Effects of drugs of abuse on response accuracy and bias under a delayed matching-to-sample procedure in squirrel monkeys

Affiliations
Comparative Study

Effects of drugs of abuse on response accuracy and bias under a delayed matching-to-sample procedure in squirrel monkeys

S P Baron et al. Behav Pharmacol. 2001 Jul.

Abstract

The effects on memory of drugs of abuse from several pharmacological classes were examined in four adult male squirrel monkeys responding under a delayed matching-to-sample schedule of food presentation. Subjects were required to emit 20 responses on a sample key transilluminated by either a constant white or a flashing blue light. The twentieth response initiated a 3-second delay followed by presentation of two comparison stimuli. If a response was made to the key that matched the sample stimulus (correct match), a single food pellet (97 mg) was delivered. Pentobarbital (0.32-10 mg/kg), diazepam (0.1-5.6 mg/kg), phencyclidine (0.01-0.32 mg/kg) and cocaine (0.1-3.2 mg/kg) dose-dependently reduced accuracy of matching performance towards chance levels.
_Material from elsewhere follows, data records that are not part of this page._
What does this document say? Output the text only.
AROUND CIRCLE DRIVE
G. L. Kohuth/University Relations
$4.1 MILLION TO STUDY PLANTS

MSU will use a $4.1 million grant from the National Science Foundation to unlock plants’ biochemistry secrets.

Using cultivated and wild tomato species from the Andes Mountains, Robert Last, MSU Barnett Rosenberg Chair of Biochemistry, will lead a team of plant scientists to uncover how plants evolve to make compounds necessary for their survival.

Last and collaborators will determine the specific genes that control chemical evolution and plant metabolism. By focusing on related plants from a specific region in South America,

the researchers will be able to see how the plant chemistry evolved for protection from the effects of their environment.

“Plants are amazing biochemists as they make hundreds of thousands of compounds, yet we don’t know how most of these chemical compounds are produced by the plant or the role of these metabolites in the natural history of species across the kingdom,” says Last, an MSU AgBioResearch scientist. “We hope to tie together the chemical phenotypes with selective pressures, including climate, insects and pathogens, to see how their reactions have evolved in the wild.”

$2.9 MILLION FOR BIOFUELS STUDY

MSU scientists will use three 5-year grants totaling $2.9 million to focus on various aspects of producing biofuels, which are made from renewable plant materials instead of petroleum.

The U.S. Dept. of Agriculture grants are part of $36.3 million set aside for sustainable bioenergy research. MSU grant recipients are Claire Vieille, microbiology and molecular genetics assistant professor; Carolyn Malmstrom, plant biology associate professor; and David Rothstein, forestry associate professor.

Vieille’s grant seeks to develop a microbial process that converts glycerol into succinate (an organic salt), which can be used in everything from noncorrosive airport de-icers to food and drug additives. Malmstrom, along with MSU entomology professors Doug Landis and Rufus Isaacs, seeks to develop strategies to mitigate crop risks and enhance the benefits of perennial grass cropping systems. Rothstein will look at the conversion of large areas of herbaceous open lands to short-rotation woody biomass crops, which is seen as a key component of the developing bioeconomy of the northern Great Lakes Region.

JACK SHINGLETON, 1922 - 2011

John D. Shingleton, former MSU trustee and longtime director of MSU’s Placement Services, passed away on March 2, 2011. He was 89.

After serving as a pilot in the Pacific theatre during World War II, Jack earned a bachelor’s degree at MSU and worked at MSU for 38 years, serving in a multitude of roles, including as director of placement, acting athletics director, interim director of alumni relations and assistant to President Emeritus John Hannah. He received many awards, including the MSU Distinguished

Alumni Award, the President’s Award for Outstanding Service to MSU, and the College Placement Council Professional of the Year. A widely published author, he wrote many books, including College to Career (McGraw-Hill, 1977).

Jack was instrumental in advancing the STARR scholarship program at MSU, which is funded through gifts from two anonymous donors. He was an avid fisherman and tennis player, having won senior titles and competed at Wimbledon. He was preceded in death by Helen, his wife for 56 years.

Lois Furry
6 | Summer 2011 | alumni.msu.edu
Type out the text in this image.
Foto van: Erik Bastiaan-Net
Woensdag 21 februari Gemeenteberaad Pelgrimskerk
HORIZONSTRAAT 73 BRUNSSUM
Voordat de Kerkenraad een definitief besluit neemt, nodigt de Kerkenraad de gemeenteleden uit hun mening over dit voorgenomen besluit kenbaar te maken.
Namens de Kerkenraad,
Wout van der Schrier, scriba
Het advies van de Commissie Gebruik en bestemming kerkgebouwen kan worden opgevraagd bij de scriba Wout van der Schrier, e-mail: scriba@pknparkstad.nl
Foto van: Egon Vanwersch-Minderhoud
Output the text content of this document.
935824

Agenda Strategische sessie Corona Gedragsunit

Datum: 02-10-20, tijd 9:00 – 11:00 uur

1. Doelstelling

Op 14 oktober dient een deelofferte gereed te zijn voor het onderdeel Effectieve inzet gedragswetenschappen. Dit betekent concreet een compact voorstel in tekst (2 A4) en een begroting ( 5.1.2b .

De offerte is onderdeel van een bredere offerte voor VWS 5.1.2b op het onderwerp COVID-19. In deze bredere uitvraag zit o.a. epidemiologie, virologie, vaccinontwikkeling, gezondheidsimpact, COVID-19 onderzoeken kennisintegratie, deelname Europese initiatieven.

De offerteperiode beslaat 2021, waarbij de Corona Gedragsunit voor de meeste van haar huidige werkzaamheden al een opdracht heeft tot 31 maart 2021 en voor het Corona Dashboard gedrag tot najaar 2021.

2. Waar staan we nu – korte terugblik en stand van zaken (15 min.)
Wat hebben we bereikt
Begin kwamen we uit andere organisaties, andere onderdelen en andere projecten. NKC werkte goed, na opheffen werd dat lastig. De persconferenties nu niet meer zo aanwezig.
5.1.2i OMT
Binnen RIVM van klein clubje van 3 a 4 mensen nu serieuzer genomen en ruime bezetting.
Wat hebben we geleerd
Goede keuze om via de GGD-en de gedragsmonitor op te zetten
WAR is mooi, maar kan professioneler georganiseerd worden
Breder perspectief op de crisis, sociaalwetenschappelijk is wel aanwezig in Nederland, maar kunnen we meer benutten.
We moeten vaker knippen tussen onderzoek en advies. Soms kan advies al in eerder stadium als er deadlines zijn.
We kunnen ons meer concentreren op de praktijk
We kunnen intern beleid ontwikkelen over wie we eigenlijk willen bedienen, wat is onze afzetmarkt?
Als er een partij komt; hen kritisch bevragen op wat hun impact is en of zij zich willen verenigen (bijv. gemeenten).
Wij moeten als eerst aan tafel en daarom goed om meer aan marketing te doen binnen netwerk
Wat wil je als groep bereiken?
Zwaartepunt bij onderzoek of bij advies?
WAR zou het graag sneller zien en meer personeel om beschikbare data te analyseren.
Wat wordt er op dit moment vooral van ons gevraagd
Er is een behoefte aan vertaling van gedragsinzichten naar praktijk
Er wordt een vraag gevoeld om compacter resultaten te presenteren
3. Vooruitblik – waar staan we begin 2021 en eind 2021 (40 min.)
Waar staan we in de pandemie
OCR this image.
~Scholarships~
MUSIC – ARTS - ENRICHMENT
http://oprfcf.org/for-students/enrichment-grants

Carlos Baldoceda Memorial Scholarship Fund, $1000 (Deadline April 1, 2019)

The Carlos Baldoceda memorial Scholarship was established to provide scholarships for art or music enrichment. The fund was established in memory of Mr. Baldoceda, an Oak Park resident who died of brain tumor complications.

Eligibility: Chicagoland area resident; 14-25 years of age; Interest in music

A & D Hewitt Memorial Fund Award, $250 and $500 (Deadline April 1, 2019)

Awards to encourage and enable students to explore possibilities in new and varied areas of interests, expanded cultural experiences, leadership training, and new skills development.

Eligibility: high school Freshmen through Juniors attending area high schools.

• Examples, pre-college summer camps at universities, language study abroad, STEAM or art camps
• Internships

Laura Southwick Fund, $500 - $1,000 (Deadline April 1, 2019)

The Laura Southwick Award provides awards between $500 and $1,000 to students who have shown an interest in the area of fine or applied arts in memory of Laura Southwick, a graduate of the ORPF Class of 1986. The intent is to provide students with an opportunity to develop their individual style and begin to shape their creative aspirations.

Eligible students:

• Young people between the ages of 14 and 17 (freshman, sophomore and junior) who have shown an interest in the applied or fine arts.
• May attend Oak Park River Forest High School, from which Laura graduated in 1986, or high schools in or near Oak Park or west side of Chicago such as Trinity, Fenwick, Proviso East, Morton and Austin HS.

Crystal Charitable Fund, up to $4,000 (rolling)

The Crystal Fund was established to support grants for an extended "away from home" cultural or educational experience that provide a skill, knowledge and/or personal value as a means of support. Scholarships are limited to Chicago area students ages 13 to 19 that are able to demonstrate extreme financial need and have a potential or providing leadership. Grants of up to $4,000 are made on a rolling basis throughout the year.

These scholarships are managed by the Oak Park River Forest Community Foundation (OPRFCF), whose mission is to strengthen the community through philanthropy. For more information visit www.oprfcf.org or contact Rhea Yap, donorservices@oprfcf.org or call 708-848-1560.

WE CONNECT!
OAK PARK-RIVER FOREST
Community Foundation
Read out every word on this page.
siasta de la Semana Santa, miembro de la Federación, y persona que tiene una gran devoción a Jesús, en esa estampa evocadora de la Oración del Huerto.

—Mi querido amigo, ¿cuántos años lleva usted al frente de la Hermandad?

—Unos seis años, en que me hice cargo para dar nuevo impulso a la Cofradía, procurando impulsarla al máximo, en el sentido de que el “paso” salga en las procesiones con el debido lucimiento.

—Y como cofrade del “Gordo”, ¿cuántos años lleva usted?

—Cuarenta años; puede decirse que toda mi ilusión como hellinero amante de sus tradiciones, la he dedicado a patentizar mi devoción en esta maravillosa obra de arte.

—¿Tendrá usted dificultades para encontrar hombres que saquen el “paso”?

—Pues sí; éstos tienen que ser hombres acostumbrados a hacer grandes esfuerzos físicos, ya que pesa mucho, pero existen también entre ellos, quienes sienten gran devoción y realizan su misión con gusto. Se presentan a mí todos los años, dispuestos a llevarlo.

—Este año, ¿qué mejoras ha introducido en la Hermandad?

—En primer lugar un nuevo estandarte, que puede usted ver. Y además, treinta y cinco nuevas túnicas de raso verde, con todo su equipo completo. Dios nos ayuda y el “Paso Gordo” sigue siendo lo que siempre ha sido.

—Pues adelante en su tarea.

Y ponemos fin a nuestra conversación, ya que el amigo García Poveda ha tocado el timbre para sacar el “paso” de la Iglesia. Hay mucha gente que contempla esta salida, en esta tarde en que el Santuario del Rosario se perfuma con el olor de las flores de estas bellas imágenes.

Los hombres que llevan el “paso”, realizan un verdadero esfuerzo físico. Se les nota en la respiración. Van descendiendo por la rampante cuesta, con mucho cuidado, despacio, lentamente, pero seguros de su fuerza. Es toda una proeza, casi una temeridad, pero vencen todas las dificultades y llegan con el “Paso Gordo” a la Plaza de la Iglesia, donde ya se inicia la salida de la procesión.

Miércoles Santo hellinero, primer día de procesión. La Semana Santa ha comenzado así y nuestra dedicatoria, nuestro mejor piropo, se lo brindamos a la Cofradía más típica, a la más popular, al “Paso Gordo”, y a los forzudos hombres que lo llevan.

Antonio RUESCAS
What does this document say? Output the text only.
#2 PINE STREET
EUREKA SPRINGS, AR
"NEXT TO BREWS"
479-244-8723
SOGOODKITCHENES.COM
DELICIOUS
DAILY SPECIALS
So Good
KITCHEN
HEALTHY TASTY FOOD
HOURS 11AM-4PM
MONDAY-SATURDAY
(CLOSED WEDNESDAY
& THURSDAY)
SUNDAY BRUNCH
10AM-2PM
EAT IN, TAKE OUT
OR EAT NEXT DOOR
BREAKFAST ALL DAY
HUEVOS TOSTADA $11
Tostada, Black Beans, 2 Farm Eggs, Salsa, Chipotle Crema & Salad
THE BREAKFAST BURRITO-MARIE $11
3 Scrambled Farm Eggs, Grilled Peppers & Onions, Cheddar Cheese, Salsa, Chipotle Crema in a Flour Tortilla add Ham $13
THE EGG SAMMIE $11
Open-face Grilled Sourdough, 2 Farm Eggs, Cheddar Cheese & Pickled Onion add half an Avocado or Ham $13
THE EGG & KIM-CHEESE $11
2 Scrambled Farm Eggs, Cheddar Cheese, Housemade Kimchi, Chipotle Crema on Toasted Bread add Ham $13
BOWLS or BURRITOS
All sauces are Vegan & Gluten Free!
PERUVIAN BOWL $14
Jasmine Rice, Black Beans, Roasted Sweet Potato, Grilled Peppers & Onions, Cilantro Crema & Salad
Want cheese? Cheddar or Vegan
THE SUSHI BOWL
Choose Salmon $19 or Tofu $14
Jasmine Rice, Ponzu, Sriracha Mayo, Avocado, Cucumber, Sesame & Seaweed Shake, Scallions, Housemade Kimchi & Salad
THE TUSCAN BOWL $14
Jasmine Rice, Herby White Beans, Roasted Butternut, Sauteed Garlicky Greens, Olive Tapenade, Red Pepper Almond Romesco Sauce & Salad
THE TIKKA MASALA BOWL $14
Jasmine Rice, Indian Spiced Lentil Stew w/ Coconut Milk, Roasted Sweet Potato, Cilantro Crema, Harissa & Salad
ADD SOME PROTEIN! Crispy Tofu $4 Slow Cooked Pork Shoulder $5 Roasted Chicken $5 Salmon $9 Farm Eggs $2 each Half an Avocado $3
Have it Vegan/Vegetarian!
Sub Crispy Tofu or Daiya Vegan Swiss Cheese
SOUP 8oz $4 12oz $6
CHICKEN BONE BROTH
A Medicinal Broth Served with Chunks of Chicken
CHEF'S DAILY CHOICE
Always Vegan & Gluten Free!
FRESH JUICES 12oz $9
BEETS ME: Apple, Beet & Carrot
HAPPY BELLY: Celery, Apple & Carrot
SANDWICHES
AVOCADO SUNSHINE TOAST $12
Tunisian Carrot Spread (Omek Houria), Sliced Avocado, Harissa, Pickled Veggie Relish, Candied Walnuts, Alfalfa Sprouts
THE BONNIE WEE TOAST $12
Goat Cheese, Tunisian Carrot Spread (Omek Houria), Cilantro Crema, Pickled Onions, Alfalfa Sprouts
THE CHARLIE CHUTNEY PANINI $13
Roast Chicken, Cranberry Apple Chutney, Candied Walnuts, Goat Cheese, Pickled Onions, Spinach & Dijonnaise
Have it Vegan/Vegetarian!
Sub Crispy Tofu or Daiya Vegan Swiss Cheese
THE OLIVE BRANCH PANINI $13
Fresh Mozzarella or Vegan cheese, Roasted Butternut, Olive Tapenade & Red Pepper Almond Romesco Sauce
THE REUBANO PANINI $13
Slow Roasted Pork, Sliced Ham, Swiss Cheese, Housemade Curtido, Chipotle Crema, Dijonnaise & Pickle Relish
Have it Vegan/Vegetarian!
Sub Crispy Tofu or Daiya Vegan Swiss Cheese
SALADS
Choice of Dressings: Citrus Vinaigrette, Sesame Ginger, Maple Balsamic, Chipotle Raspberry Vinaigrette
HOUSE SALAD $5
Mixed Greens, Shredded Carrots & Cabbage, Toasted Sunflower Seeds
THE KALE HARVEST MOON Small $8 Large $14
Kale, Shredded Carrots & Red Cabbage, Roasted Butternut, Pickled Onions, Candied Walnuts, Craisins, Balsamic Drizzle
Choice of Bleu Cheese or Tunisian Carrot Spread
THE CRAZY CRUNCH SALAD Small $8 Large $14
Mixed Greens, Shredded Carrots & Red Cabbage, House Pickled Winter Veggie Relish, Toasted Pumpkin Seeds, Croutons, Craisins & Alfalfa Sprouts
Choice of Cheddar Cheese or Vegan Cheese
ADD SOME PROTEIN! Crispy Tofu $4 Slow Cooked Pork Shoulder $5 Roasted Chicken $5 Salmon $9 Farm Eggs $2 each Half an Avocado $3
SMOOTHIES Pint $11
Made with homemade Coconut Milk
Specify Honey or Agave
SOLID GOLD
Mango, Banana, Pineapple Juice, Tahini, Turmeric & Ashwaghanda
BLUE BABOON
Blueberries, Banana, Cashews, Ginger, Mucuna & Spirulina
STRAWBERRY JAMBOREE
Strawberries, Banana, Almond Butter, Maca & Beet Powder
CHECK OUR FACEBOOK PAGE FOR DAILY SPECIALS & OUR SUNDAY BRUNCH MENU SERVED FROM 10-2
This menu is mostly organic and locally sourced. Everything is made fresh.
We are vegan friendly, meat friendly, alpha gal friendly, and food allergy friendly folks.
Amphetamine (0.01-1.0 mg/kg) resulted in a small, but statistically significant, reduction in accuracy at a dose of 0.56 mg/kg, while 1.0 mg/kg completely suppressed responding. Analyses indicated that pentobarbital, diazepam and cocaine produced either position or color biases in responding, and in some cases these biases in responding were associated with decreases in accuracy. No such response biases were observed with phencyclidine or D-amphetamine. These results suggest that drug effects on working memory performance can, in some cases, be the result of non-mnemonic processes. Thus, they illustrate the importance of examining behavioral endpoints in addition to task accuracy when interpreting drug effects on working memory in laboratory animals.